Pak, Peluk Aku Sebentar Saja

Pak, Peluk Aku Sebentar Saja www.bocahudik.com

Saya terkadang ingin merasakan duduk diam di samping Bapak. Bukan untuk diskusi tentang hidup dan bukan pula meminta solusi.

Saya hanya ingin duduk di sana. Dekat dengannya sambil berkata lirih, “Peluk aku, Pak. Anakmu merasa sedang tidak baik-baik saja.”

Rasanya ingin sekali bermanja seperti waktu kecil. Tanpa perlu ditanya panjang lebar dan tanpa harus menjelaskan sebab musabab air mata.

Cukup pelukan hangat dan kehadiran sesosok Bapak. Sebab terkadang dunia ini terlalu bising, terlalu banyak tuntutan, tapi terlalu sedikit pelukan.

Entah kenapa, belakangan ini perasaan rindu datang lebih sering. Perasaan ingin kembali ke masa kecil.
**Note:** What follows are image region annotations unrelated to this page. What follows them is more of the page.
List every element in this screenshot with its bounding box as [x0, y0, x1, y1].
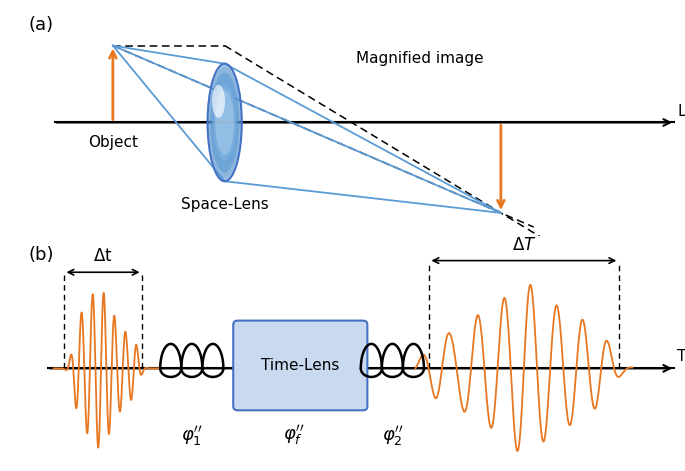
Text: Time: Time [677, 349, 685, 364]
Text: $\varphi_f''$: $\varphi_f''$ [283, 424, 304, 448]
Ellipse shape [215, 90, 234, 155]
FancyBboxPatch shape [233, 321, 367, 410]
Ellipse shape [210, 73, 239, 172]
Text: $\Delta T$: $\Delta T$ [512, 236, 536, 253]
Text: Space-Lens: Space-Lens [181, 197, 269, 212]
Text: $\Delta$t: $\Delta$t [93, 247, 113, 265]
Text: (a): (a) [29, 16, 54, 34]
Ellipse shape [208, 66, 241, 179]
Text: Object: Object [88, 135, 138, 150]
Text: (b): (b) [29, 246, 54, 264]
Ellipse shape [214, 84, 236, 161]
Ellipse shape [212, 85, 225, 118]
Ellipse shape [208, 64, 242, 181]
Text: Magnified image: Magnified image [356, 51, 484, 66]
Text: $\varphi_2''$: $\varphi_2''$ [382, 424, 403, 448]
Text: Length: Length [677, 104, 685, 119]
Text: Time-Lens: Time-Lens [261, 358, 340, 373]
Ellipse shape [212, 78, 238, 167]
Text: $\varphi_1''$: $\varphi_1''$ [181, 424, 203, 448]
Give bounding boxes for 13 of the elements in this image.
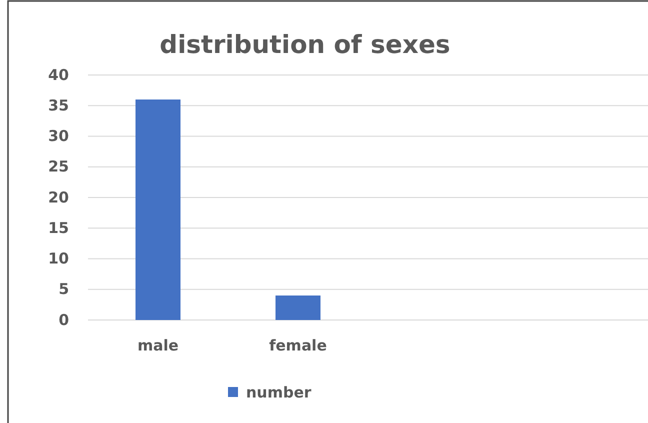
y-tick-label: 35 xyxy=(48,96,69,114)
x-tick-label: male xyxy=(137,336,179,355)
y-tick-label: 25 xyxy=(48,158,69,176)
y-tick-label: 20 xyxy=(48,188,69,206)
y-tick-label: 5 xyxy=(58,280,69,298)
y-tick-label: 0 xyxy=(58,310,69,329)
legend-label: number xyxy=(246,384,312,402)
y-tick-label: 10 xyxy=(48,250,69,268)
y-tick-label: 30 xyxy=(48,127,69,146)
y-tick-label: 40 xyxy=(48,66,69,84)
chart-title: distribution of sexes xyxy=(160,30,450,59)
x-tick-label: female xyxy=(269,336,327,355)
y-tick-label: 15 xyxy=(48,218,69,237)
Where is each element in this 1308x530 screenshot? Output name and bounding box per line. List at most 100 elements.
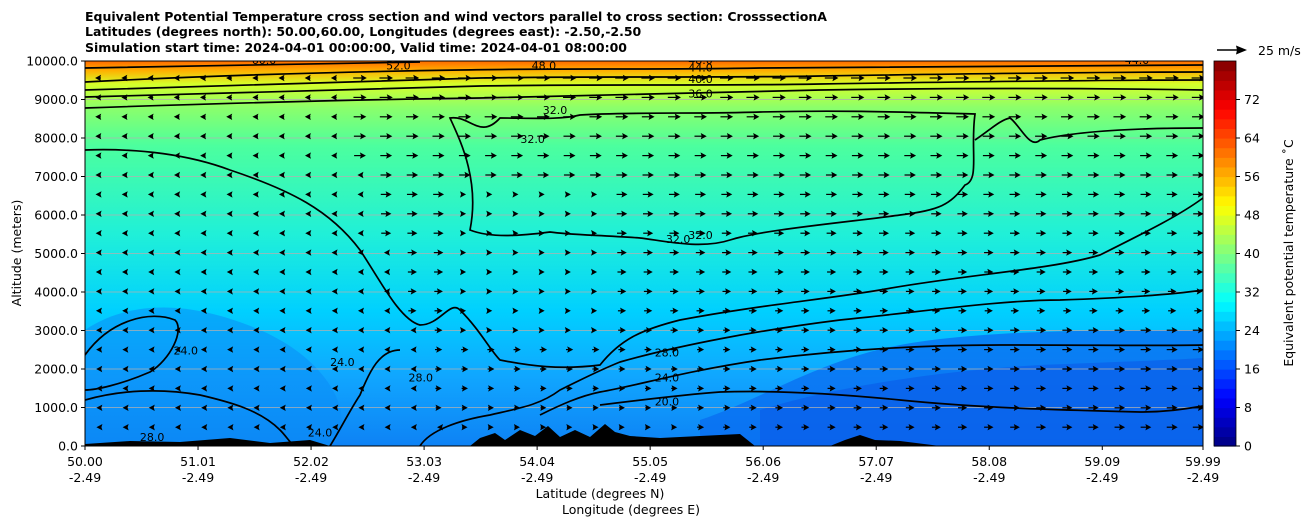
wind-arrow-head — [410, 288, 417, 295]
wind-arrow-head — [726, 210, 733, 217]
wind-arrow-head — [987, 385, 994, 392]
wind-arrow-head — [884, 113, 891, 120]
wind-arrow-head — [148, 404, 155, 411]
wind-arrow-head — [226, 113, 233, 120]
wind-arrow-head — [1092, 385, 1099, 392]
wind-arrow-head — [304, 113, 311, 120]
wind-arrow-head — [831, 171, 838, 179]
wind-arrow-head — [1015, 113, 1022, 120]
wind-arrow-head — [514, 346, 521, 353]
wind-arrow-head — [1199, 74, 1203, 82]
wind-arrow-head — [1013, 288, 1020, 295]
wind-arrow-head — [1013, 268, 1020, 276]
wind-arrow-head — [1066, 327, 1073, 334]
wind-arrow-head — [95, 113, 102, 120]
wind-arrow-head — [305, 210, 312, 217]
wind-arrow-head — [1066, 404, 1073, 411]
colorbar-tick-label: 64 — [1244, 131, 1260, 146]
wind-arrow-head — [173, 113, 180, 120]
wind-arrow-head — [591, 230, 598, 237]
wind-arrow-head — [882, 307, 889, 314]
x-tick-label-lon: -2.49 — [182, 470, 214, 485]
wind-arrow-head — [829, 307, 836, 314]
wind-arrow-head — [727, 94, 734, 101]
wind-arrow-head — [752, 191, 759, 198]
wind-arrow-head — [700, 133, 707, 140]
wind-arrow-head — [227, 327, 234, 334]
wind-arrow-head — [1170, 307, 1177, 314]
contour-label: 40.0 — [688, 73, 713, 86]
wind-arrow-head — [121, 171, 128, 179]
wind-arrow-head — [253, 365, 260, 373]
wind-arrow-head — [1039, 307, 1046, 314]
wind-arrow-head — [987, 404, 994, 411]
wind-arrow-head — [200, 230, 207, 237]
wind-arrow-head — [699, 268, 706, 276]
wind-arrow-head — [332, 385, 339, 392]
wind-arrow-head — [461, 424, 468, 431]
wind-arrow-head — [331, 210, 338, 217]
wind-arrow-head — [437, 210, 444, 217]
wind-arrow-head — [490, 171, 497, 179]
wind-arrow-head — [648, 133, 655, 140]
wind-arrow-head — [357, 230, 364, 237]
wind-arrow-head — [488, 346, 495, 353]
contour-32-main — [85, 148, 1203, 369]
wind-arrow-head — [304, 133, 311, 140]
wind-arrow-head — [331, 191, 338, 198]
wind-arrow-head — [279, 249, 286, 256]
wind-arrow-head — [935, 210, 942, 217]
wind-arrow-head — [491, 113, 498, 120]
wind-arrow-head — [121, 249, 128, 256]
wind-arrow-head — [95, 210, 102, 217]
wind-arrow-head — [199, 94, 206, 101]
wind-arrow-head — [517, 113, 524, 120]
wind-arrow-head — [384, 365, 391, 373]
wind-arrow-head — [305, 171, 312, 179]
wind-arrow-head — [803, 288, 810, 295]
y-tick-label: 6000.0 — [34, 208, 78, 223]
wind-arrow-head — [1171, 210, 1178, 217]
wind-arrow-head — [253, 424, 260, 431]
wind-arrow-head — [989, 74, 996, 82]
wind-arrow-head — [908, 268, 915, 276]
wind-arrow-head — [725, 249, 732, 256]
wind-arrow-head — [936, 171, 943, 179]
wind-arrow-head — [857, 133, 864, 140]
wind-arrow-head — [962, 191, 969, 198]
wind-arrow-head — [699, 249, 706, 256]
wind-arrow-head — [911, 74, 918, 82]
wind-arrow-head — [174, 346, 181, 353]
wind-arrow-head — [122, 424, 129, 431]
wind-arrow-head — [332, 424, 339, 431]
wind-arrow-head — [804, 249, 811, 256]
wind-arrow-head — [1145, 191, 1152, 198]
wind-arrow-head — [1197, 327, 1203, 334]
colorbar-segment — [1214, 359, 1236, 370]
cool-region-left — [85, 307, 342, 446]
wind-arrow-head — [963, 94, 970, 101]
wind-arrow-head — [803, 327, 810, 334]
wind-arrow-head — [360, 113, 367, 120]
wind-arrow-head — [987, 268, 994, 276]
wind-arrow-head — [226, 94, 233, 101]
wind-arrow-head — [1041, 113, 1048, 120]
colorbar-tick-label: 56 — [1244, 169, 1260, 184]
contour-24 — [539, 344, 1203, 416]
wind-arrow-head — [200, 191, 207, 198]
wind-arrow-head — [1170, 268, 1177, 276]
wind-arrow-head — [857, 191, 864, 198]
wind-arrow-head — [541, 346, 548, 353]
wind-arrow-head — [1092, 210, 1099, 217]
wind-arrow-head — [358, 404, 365, 411]
contour-label: 28.0 — [140, 431, 165, 444]
wind-arrow-head — [726, 171, 733, 179]
wind-arrow-head — [279, 365, 286, 373]
contour-label: 28.0 — [408, 372, 433, 385]
colorbar-segment — [1214, 215, 1236, 226]
wind-arrow-head — [961, 424, 968, 431]
contour-28-mid — [329, 349, 401, 446]
wind-arrow-head — [960, 288, 967, 295]
colorbar: 0 8 16 24 32 40 48 56 64 72 — [1213, 60, 1260, 454]
chart-title-line-1: Equivalent Potential Temperature cross s… — [85, 9, 827, 24]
Di mana saya bisa menangis tanpa malu, merengek tanpa takut dihakimi, dan mengadu tanpa merasa harus kuat setiap saat. Masa di mana pelukan Bapak terasa paling nyaman untuk bersandar.

Lucunya, terkadang saya iri pada mereka yang masih bisa bersandar di pelukan seorang Bapak. Mereka yang bisa pulang ke rumah dan tahu kalau ada sosok lelaki hebat yang siap mendengar, meski tak selalu menjawab.
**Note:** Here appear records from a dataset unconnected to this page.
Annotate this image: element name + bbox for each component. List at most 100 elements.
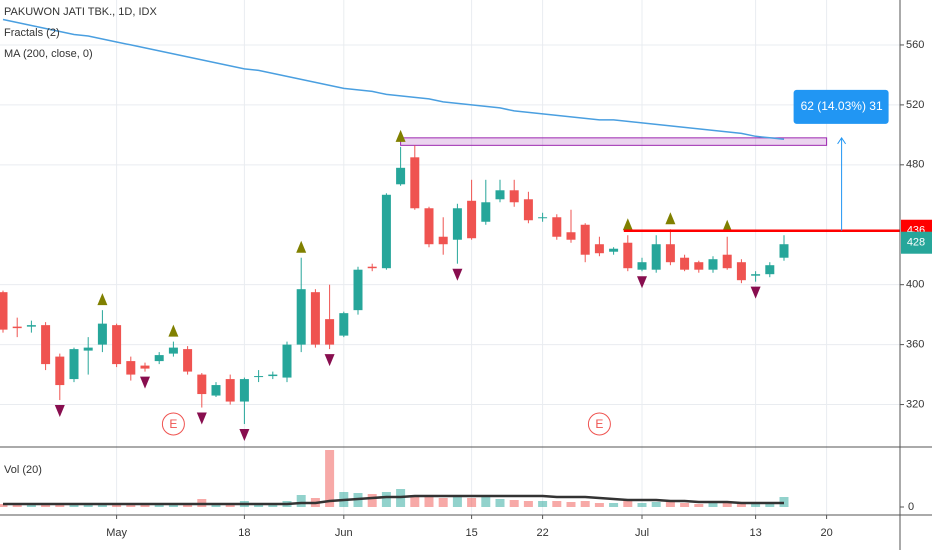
fractal-down — [196, 412, 207, 425]
fractal-down — [750, 286, 761, 299]
x-tick-label: 13 — [749, 527, 761, 539]
earnings-marker — [161, 412, 185, 436]
volume-bar — [268, 504, 278, 507]
y-tick-label: 360 — [906, 339, 924, 351]
price-zone — [400, 137, 828, 146]
candle-body — [12, 326, 22, 329]
x-tick-label: 15 — [465, 527, 477, 539]
volume-bar — [452, 495, 462, 507]
candle-body — [26, 325, 36, 327]
volume-bar — [594, 503, 604, 507]
volume-bar — [296, 495, 306, 507]
candle-body — [126, 361, 136, 375]
candle-body — [367, 266, 377, 269]
volume-bar — [69, 504, 79, 507]
volume-bar — [438, 498, 448, 507]
volume-bar — [538, 501, 548, 507]
candle-body — [310, 292, 320, 345]
earnings-label: E — [595, 417, 603, 431]
candle-body — [254, 376, 264, 378]
y-tick-label: 0 — [908, 501, 914, 513]
earnings-label: E — [169, 417, 177, 431]
candle-body — [580, 224, 590, 255]
volume-bar — [523, 501, 533, 507]
x-tick-label: Jul — [635, 527, 649, 539]
candle-body — [779, 244, 789, 258]
x-tick-label: 18 — [238, 527, 250, 539]
candle-body — [381, 194, 391, 269]
volume-bar — [736, 502, 746, 507]
measure-label: 62 (14.03%) 31 — [801, 99, 883, 113]
candle-body — [211, 385, 221, 396]
candle-body — [325, 319, 335, 345]
volume-bar — [765, 503, 775, 507]
volume-ma-line — [3, 494, 784, 506]
x-tick-label: 22 — [536, 527, 548, 539]
measure-box — [793, 89, 889, 124]
candle-body — [168, 347, 178, 354]
y-tick-label: 560 — [906, 39, 924, 51]
candle-body — [225, 379, 235, 402]
candle-body — [481, 202, 491, 222]
volume-bar — [580, 501, 590, 507]
candle-body — [694, 262, 704, 270]
plot: E E 62 (14.03%) 31 — [0, 18, 900, 507]
candle-body — [623, 242, 633, 269]
price-label-box — [901, 231, 932, 254]
volume-bar — [26, 504, 36, 507]
earnings-marker — [587, 412, 611, 436]
fractal-down — [452, 268, 463, 281]
volume-title: Vol (20) — [4, 464, 42, 476]
ma-line — [2, 18, 785, 141]
fractal-up — [622, 218, 633, 231]
volume-bar — [623, 501, 633, 507]
volume-bar — [140, 504, 150, 507]
y-tick-label: 320 — [906, 398, 924, 410]
volume-bar — [83, 504, 93, 507]
fractal-up — [97, 293, 108, 306]
volume-bar — [467, 498, 477, 507]
candle-body — [637, 262, 647, 270]
candle-body — [751, 274, 761, 276]
candle-body — [183, 349, 193, 372]
candle-body — [594, 244, 604, 254]
indicator-label: Fractals (2) — [4, 27, 60, 39]
volume-bar — [325, 450, 335, 507]
volume-bar — [381, 492, 391, 507]
candle-body — [736, 262, 746, 281]
candle-body — [765, 265, 775, 275]
fractal-up — [296, 240, 307, 253]
candle-body — [538, 217, 548, 219]
candle-body — [722, 254, 732, 269]
indicator-label: MA (200, close, 0) — [4, 48, 93, 60]
candle-body — [0, 292, 8, 330]
candle-body — [495, 190, 505, 200]
candle-body — [452, 208, 462, 240]
fractal-down — [239, 429, 250, 442]
candle-body — [651, 244, 661, 270]
volume-bar — [481, 497, 491, 507]
volume-bar — [722, 502, 732, 507]
volume-bar — [694, 504, 704, 507]
candle-body — [197, 374, 207, 395]
candle-body — [566, 232, 576, 240]
candle-body — [396, 167, 406, 185]
fractal-up — [395, 129, 406, 142]
candle-body — [282, 344, 292, 378]
fractal-down — [140, 376, 150, 389]
y-tick-label: 480 — [906, 159, 924, 171]
candle-body — [83, 347, 93, 351]
price-label: 428 — [907, 237, 925, 249]
x-tick-label: 20 — [820, 527, 832, 539]
fractal-up — [722, 219, 733, 232]
fractal-up — [665, 212, 676, 225]
volume-bar — [552, 501, 562, 507]
volume-bar — [751, 504, 761, 507]
volume-bar — [410, 495, 420, 507]
x-tick-label: Jun — [335, 527, 353, 539]
candle-body — [353, 269, 363, 311]
volume-bar — [168, 504, 178, 507]
y-tick-label: 520 — [906, 99, 924, 111]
Sosok yang cukup menepuk bahu dan berkata, “Nggak apa-apa. Kamu sudah hebat, Nak.” Ya, mereka itu memang sungguh beruntung.
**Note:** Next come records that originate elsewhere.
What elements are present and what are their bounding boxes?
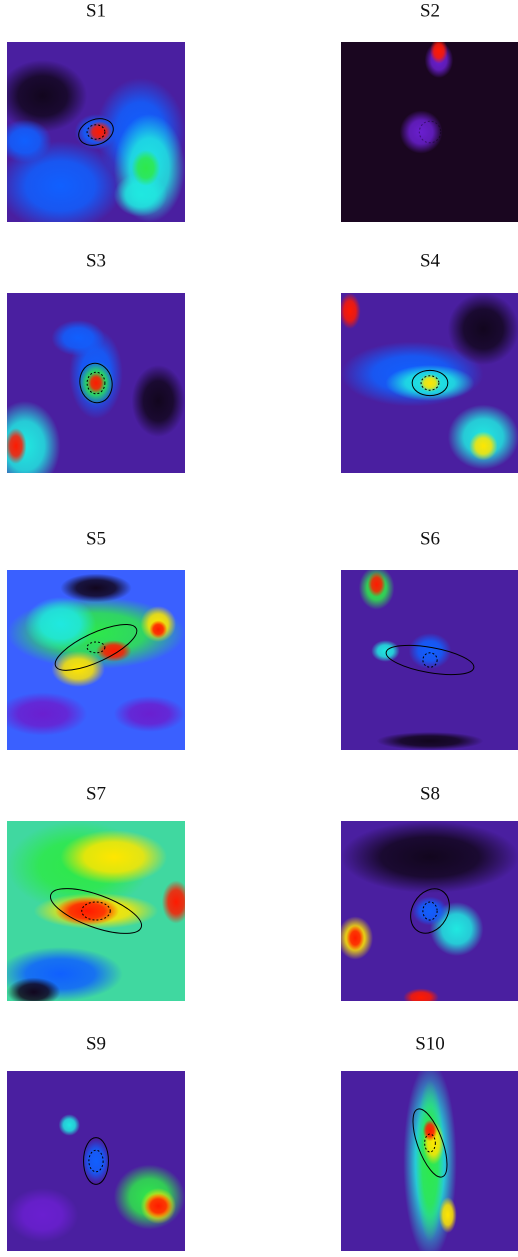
map-image xyxy=(7,293,185,473)
map-image xyxy=(7,570,185,750)
emission-blob xyxy=(87,372,105,394)
emission-blob xyxy=(144,1193,173,1219)
emission-blob xyxy=(341,293,361,329)
emission-blob xyxy=(87,121,113,143)
beam-ellipse xyxy=(81,901,111,921)
emission-blob xyxy=(96,640,132,662)
panel: S3 xyxy=(7,250,185,473)
emission-blob xyxy=(422,1119,438,1142)
panel: S10 xyxy=(341,1033,518,1251)
map-image xyxy=(341,293,518,473)
source-ellipse xyxy=(78,118,114,146)
panel-label: S2 xyxy=(420,0,440,21)
beam-ellipse xyxy=(86,124,106,140)
emission-blob xyxy=(447,293,518,365)
panel-label: S5 xyxy=(86,528,106,549)
panel: S9 xyxy=(7,1033,185,1251)
panel-label: S6 xyxy=(420,528,440,549)
beam-ellipse xyxy=(418,120,442,144)
map-image xyxy=(341,821,518,1001)
panel-label: S4 xyxy=(420,250,441,271)
emission-blob xyxy=(403,988,439,1001)
beam-ellipse xyxy=(422,652,438,668)
panel: S6 xyxy=(341,528,518,750)
emission-blob xyxy=(7,119,52,163)
emission-blob xyxy=(7,977,61,1001)
map-image xyxy=(341,42,518,222)
emission-blob xyxy=(55,896,120,926)
emission-blob xyxy=(430,42,448,64)
panel-label: S1 xyxy=(86,0,106,21)
emission-blob xyxy=(24,597,96,651)
emission-blob xyxy=(7,1188,79,1242)
source-ellipse xyxy=(79,362,113,404)
map-image xyxy=(341,1071,518,1251)
emission-blob xyxy=(399,110,443,154)
emission-blob xyxy=(131,150,161,186)
panel: S2 xyxy=(341,0,518,222)
panel: S5 xyxy=(7,528,185,750)
source-ellipse xyxy=(412,1108,448,1178)
beam-ellipse xyxy=(422,901,438,921)
beam-ellipse xyxy=(86,641,106,654)
beam-ellipse xyxy=(88,1149,104,1173)
emission-blob xyxy=(81,1139,111,1183)
emission-blob xyxy=(7,428,27,464)
panel-label: S10 xyxy=(415,1033,445,1054)
map-image xyxy=(7,42,185,222)
emission-blob xyxy=(7,692,88,736)
emission-blob xyxy=(7,141,123,222)
emission-blob xyxy=(419,374,441,392)
panel-label: S3 xyxy=(86,250,106,271)
panel-label: S9 xyxy=(86,1033,106,1054)
emission-blob xyxy=(149,620,168,639)
beam-ellipse xyxy=(420,375,440,391)
emission-blob xyxy=(376,732,484,750)
emission-blob xyxy=(469,431,498,461)
emission-blob xyxy=(341,821,518,893)
emission-blob xyxy=(412,896,448,926)
panel: S8 xyxy=(341,783,518,1001)
emission-blob xyxy=(51,320,105,356)
emission-blob xyxy=(438,1197,457,1233)
emission-blob xyxy=(58,1114,80,1136)
source-ellipse xyxy=(49,888,143,934)
source-ellipse xyxy=(411,369,449,397)
emission-blob xyxy=(7,60,88,132)
panel: S1 xyxy=(7,0,185,222)
panel-label: S7 xyxy=(86,783,106,804)
beam-ellipse xyxy=(86,371,106,395)
emission-blob xyxy=(346,925,365,951)
source-ellipse xyxy=(54,624,138,671)
beam-ellipse xyxy=(424,1133,436,1153)
emission-blob xyxy=(60,573,132,603)
panel: S7 xyxy=(7,783,185,1001)
panel-label: S8 xyxy=(420,783,440,804)
source-ellipse xyxy=(83,1137,109,1185)
map-image xyxy=(341,570,518,750)
emission-blob xyxy=(408,633,452,669)
map-image xyxy=(7,1071,185,1251)
emission-blob xyxy=(113,696,185,732)
source-ellipse xyxy=(410,888,450,934)
map-image xyxy=(7,821,185,1001)
emission-blob xyxy=(60,830,168,884)
emission-blob xyxy=(371,640,400,662)
emission-blob xyxy=(113,173,168,217)
emission-blob xyxy=(161,880,185,924)
panel: S4 xyxy=(341,250,518,473)
emission-blob xyxy=(367,571,386,598)
source-ellipse xyxy=(385,644,475,676)
emission-blob xyxy=(131,365,185,437)
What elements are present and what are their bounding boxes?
Sementara saya hanya bisa menatap kosong ke langit malam. Bahkan menyimpan rindu yang tak pernah sempat tersampaikan.

Rindu yang tersusun rapi di dalam dada. Menuliskannya dalam diam di malam-malam sepi.

Mencoba bertahan dengan kenangan. Atau mungkin sekadar lewat bayangan tentang kehadiran yang tidak bisa saya sentuh lagi.

Andai Bapak masih di sini, saya ingin ia tahu kalau Anaknya ini sedang butuh sandaran. Anaknya sedang butuh rasa aman yang dulu pernah ia berikan hanya dengan pelukan.


Sekarang, ketika dunia menuntut untuk selalu tangguh, saya sering kehabisan tenaga. Rasanya seperti berjalan sendirian di lorong yang panjang dan gelap.

Ada banyak suara dari luar, tapi semuanya asing. Saya hanya butuh suara yang saya kenal, suara Bapak yang lembut sambil menuntun jalan hidup.

Terkadang ada rasa ingin mengeluh dan ingin bercerita tanpa harus menyusun kalimat yang masuk akal. Bahkan hanya sekedar diam di sebelah Bapak sambil berkata, “Pak, aku capek.”

Saya ingin tahu bagaimana rasanya menjadi anak yang bisa pulang dan berkata, “Aku ingin dipeluk, Pak.” Saya ingin tahu, bagaimana rasanya dimengerti tanpa harus banyak bicara.

Pak, andai Bapak masih ada di sini, saya ingin kita duduk sebentar saja. Tidak perlu banyak bicara, hanya ingin dekat dan merasakan kehadiran yang sekarang hanya bisa saya bayangkan.

Sekarang, satu-satunya cara untuk memeluk Bapak adalah lewat doa. Lewat tulisan-tulisan saya seperti ini, kangen pak.

Lewat rindu yang tak akan pernah habis. Lewat harapan kecil bahwa suatu saat, entah di dunia ini atau yang lain, saya bisa berkata lagi, “Pak, peluk aku. Anakmu rindu dan sedang tidak baik-baik saja.”